I Carabinieri hanno eseguito controlli e perquisizioni personali e domiciliari nei confronti di pregiudicati inseriti nelle locali cosche di ‘ndrangheta. Nello specifico, il consuntivo dell’attività svolta in punti nevralgici della locride in determinate fasce orarie oggetto di attenta analisi circa l’incremento degli episodi criminali, ha visto il controllo di 623 persone e di 261 veicoli, nonché l’effettuazione di diversi posti di blocco e di controllo. In tale ambito, nella notte tra sabato e domenica scorsa, al fine di prevenire i reati connessi all’abuso di sostanze alcoliche sono stati allestiti posti di controllo con l’utilizzo di apparecchiature etilometriche.

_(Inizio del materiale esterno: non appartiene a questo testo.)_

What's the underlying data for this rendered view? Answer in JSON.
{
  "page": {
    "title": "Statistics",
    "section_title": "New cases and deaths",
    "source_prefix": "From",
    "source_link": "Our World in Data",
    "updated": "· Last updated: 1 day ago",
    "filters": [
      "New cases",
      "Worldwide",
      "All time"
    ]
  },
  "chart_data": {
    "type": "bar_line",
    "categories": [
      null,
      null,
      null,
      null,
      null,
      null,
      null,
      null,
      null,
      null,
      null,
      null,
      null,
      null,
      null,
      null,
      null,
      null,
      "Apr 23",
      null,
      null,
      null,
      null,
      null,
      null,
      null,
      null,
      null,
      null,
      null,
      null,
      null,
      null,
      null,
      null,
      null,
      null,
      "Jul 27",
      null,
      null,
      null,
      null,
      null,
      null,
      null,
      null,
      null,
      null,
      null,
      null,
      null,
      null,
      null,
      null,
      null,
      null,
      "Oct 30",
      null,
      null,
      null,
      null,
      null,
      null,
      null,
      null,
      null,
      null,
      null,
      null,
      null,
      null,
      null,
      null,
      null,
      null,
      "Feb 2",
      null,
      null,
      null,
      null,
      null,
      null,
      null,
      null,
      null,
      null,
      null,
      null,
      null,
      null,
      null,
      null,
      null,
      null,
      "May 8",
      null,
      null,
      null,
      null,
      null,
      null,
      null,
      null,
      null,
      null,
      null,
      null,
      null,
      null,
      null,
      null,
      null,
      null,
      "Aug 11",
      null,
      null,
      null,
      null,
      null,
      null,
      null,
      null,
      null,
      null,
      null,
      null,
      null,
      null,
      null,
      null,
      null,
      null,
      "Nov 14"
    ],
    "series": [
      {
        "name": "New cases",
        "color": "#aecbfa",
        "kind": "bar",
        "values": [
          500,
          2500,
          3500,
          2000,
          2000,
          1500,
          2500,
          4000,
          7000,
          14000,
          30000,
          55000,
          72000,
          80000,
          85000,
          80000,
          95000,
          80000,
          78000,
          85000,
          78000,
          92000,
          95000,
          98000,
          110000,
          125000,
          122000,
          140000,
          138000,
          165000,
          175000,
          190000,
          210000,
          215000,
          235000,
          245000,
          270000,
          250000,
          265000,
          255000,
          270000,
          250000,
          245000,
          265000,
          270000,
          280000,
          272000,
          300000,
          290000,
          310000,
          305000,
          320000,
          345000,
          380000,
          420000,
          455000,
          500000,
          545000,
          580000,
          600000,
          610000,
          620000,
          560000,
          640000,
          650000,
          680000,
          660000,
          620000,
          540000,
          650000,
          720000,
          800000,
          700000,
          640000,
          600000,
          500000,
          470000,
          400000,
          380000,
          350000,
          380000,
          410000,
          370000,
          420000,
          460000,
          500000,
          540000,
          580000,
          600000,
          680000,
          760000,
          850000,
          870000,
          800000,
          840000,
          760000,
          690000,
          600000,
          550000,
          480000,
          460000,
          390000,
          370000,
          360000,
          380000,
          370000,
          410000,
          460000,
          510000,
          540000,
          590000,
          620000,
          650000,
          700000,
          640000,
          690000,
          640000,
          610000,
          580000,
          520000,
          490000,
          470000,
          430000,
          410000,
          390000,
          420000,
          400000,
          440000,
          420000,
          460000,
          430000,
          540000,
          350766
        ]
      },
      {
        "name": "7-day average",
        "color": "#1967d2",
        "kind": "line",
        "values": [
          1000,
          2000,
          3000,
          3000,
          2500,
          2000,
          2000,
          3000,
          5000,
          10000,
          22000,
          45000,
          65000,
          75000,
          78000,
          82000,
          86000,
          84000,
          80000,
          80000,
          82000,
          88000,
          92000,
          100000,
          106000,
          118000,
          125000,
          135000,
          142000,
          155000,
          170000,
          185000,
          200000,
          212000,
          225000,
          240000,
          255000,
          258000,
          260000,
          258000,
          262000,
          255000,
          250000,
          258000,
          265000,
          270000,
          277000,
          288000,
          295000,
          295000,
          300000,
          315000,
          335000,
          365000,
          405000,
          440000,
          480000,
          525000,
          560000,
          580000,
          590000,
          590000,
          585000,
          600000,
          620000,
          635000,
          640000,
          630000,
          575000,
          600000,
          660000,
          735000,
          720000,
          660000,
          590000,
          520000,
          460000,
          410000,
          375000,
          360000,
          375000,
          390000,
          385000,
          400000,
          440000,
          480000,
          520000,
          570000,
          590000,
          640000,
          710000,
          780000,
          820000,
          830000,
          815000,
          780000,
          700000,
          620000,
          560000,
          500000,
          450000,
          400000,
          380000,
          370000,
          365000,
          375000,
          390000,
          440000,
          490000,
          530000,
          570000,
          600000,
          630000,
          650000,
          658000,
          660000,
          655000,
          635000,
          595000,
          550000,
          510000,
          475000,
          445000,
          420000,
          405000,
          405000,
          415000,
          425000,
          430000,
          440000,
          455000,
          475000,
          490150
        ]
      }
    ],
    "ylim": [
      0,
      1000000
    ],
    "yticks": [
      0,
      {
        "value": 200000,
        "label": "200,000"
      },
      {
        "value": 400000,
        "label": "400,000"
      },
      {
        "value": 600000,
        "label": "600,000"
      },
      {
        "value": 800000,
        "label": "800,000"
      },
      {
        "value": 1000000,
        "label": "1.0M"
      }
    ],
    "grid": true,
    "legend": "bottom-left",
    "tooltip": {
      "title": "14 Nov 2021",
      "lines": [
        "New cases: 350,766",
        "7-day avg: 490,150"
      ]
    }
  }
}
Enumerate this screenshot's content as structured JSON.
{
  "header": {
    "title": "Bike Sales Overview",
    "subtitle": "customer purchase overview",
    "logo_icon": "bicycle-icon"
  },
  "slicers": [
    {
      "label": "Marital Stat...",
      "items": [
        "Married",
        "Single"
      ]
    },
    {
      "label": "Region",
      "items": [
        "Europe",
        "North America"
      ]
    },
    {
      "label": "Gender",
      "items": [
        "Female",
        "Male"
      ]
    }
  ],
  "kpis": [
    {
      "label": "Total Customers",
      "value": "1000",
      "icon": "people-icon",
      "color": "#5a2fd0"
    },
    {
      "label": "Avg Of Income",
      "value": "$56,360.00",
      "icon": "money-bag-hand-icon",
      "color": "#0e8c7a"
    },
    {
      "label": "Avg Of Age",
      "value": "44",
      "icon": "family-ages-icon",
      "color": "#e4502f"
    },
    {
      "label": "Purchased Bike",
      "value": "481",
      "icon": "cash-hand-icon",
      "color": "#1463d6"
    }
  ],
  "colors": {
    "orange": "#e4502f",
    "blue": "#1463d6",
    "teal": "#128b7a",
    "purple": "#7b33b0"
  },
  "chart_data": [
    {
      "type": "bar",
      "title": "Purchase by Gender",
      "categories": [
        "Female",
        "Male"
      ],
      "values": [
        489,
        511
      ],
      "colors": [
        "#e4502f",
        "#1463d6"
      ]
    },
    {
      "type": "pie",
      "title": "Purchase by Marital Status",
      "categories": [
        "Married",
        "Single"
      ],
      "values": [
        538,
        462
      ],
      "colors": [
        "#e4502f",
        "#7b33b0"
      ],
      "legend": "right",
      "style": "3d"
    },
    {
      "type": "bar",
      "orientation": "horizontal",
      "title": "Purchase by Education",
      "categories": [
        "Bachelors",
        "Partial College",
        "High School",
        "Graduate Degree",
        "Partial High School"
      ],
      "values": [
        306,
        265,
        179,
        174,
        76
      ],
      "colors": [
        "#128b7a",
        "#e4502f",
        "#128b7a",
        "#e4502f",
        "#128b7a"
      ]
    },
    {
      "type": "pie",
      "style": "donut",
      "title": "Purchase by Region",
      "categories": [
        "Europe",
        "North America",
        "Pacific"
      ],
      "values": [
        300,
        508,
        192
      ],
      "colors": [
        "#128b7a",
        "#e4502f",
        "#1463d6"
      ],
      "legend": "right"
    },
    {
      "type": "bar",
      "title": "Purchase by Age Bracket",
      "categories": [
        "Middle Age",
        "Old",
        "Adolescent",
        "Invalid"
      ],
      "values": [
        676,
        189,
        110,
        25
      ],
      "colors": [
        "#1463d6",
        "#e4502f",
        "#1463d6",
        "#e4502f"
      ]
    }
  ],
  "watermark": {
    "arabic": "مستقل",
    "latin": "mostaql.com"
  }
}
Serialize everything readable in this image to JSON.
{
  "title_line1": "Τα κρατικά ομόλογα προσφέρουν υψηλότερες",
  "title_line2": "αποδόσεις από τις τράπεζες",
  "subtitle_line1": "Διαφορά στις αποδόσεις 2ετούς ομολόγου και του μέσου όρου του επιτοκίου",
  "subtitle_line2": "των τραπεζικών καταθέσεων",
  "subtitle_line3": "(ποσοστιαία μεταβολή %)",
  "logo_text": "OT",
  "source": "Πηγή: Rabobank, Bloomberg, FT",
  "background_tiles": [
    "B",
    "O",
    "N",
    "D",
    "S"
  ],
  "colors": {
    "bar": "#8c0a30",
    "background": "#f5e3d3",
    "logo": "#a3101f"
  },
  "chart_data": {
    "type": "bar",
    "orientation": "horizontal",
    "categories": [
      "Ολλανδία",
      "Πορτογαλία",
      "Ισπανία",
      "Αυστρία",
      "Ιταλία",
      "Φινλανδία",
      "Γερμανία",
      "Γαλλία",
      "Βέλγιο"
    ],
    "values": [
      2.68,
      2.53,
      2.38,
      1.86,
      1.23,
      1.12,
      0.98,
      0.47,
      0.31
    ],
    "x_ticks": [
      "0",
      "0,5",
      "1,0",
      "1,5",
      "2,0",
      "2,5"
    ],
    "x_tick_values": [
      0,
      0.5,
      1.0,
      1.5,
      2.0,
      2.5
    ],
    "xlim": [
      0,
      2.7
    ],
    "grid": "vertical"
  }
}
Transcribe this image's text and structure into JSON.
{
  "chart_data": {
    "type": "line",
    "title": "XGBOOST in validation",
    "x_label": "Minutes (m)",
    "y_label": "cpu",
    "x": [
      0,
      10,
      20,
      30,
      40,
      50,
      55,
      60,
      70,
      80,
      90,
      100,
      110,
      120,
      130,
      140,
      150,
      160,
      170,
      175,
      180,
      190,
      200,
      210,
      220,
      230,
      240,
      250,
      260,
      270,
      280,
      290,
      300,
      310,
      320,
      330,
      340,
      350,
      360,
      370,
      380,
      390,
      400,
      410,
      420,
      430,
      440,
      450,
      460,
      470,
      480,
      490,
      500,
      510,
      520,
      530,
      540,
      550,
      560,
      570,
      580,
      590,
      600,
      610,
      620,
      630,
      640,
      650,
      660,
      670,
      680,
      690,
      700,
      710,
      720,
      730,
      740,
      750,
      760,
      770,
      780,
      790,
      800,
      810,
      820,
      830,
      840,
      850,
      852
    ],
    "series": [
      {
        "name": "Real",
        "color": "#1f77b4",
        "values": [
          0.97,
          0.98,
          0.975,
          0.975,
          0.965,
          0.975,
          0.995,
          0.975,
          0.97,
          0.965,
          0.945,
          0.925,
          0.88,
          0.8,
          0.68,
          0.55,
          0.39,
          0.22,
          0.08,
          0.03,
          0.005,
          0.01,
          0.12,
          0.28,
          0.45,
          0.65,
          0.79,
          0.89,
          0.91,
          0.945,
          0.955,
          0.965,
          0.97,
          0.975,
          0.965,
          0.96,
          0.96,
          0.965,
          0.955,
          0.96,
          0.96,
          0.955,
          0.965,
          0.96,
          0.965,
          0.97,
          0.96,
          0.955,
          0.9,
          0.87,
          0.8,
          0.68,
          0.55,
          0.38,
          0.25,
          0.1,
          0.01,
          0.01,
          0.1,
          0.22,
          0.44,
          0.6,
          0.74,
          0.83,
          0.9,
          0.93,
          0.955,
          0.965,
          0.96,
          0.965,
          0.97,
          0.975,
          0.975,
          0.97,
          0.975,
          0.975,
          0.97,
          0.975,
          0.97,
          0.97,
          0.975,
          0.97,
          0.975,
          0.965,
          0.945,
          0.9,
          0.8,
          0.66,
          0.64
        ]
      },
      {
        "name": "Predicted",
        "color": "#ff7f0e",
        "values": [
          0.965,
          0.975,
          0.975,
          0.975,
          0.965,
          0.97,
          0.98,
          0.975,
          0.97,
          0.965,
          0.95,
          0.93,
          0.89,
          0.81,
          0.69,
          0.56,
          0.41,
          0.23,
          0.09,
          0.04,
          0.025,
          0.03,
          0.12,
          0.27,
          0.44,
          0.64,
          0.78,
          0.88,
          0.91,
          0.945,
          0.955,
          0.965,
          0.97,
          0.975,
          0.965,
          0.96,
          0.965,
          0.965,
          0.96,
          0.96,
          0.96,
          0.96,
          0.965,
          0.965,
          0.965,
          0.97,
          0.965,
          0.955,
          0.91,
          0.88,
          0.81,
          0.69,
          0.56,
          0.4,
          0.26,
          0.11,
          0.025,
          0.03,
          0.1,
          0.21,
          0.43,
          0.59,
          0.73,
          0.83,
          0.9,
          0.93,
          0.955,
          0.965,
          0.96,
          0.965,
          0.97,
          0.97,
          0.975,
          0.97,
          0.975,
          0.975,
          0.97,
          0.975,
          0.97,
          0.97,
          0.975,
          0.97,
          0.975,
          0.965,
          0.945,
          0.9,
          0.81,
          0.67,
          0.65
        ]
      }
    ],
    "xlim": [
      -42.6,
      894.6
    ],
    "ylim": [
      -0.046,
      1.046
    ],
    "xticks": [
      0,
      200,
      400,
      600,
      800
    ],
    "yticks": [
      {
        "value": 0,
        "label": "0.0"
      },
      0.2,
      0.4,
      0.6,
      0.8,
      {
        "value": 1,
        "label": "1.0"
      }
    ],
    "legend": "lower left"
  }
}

All’esito dei controlli, dal forte impatto preventivo, sono state ritirate complessivamente 5 patenti per guida in stato di ebrezza.
Durante i serrati controlli svolti:

– i Carabinieri della Compagnia di Roccella Jonica hanno denunciato un 27enne di Polistena, un 28enne di Africo, un 26enne di Gioiosa Jonica e un 53enne belga, per guida in stato di ebrezza, essendo stati sorpresi alla guida delle proprie autovetture con un tasso alcolemico superiore ai limiti consentiti dalla legge (i relativi titoli di guida sono stati ritirati);
– i Carabinieri della Stazione di Gioiosa Jonica hanno denunciato una 39enne, un 45enne e un 24enne, tutti originari del posto, i quali avrebbero realizzato, presso le loro abitazioni, allacci abusivi alla rete elettrica mediante dei cavi che sono stati sottoposti a sequestro;
– i Carabinieri della Stazione di Marina Gioiosa Jonica hanno tratto in arresto, in ottemperanza all’ordine di esecuzione per la carcerazione emesso dal Tribunale di Arezzo – Ufficio Esecuzioni Penali, CINCINNATO Giuseppe, 52enne originario del luogo, di fatto domiciliato in Romania, dovendo egli espiare la pena residua di mesi 2 e giorni 26 di reclusione poiché riconosciuto colpevole del reato di possesso e fabbricazione di documenti d’identificazione falsi in concorso commesso in Lucignano (AR) nel Gennaio del 2012.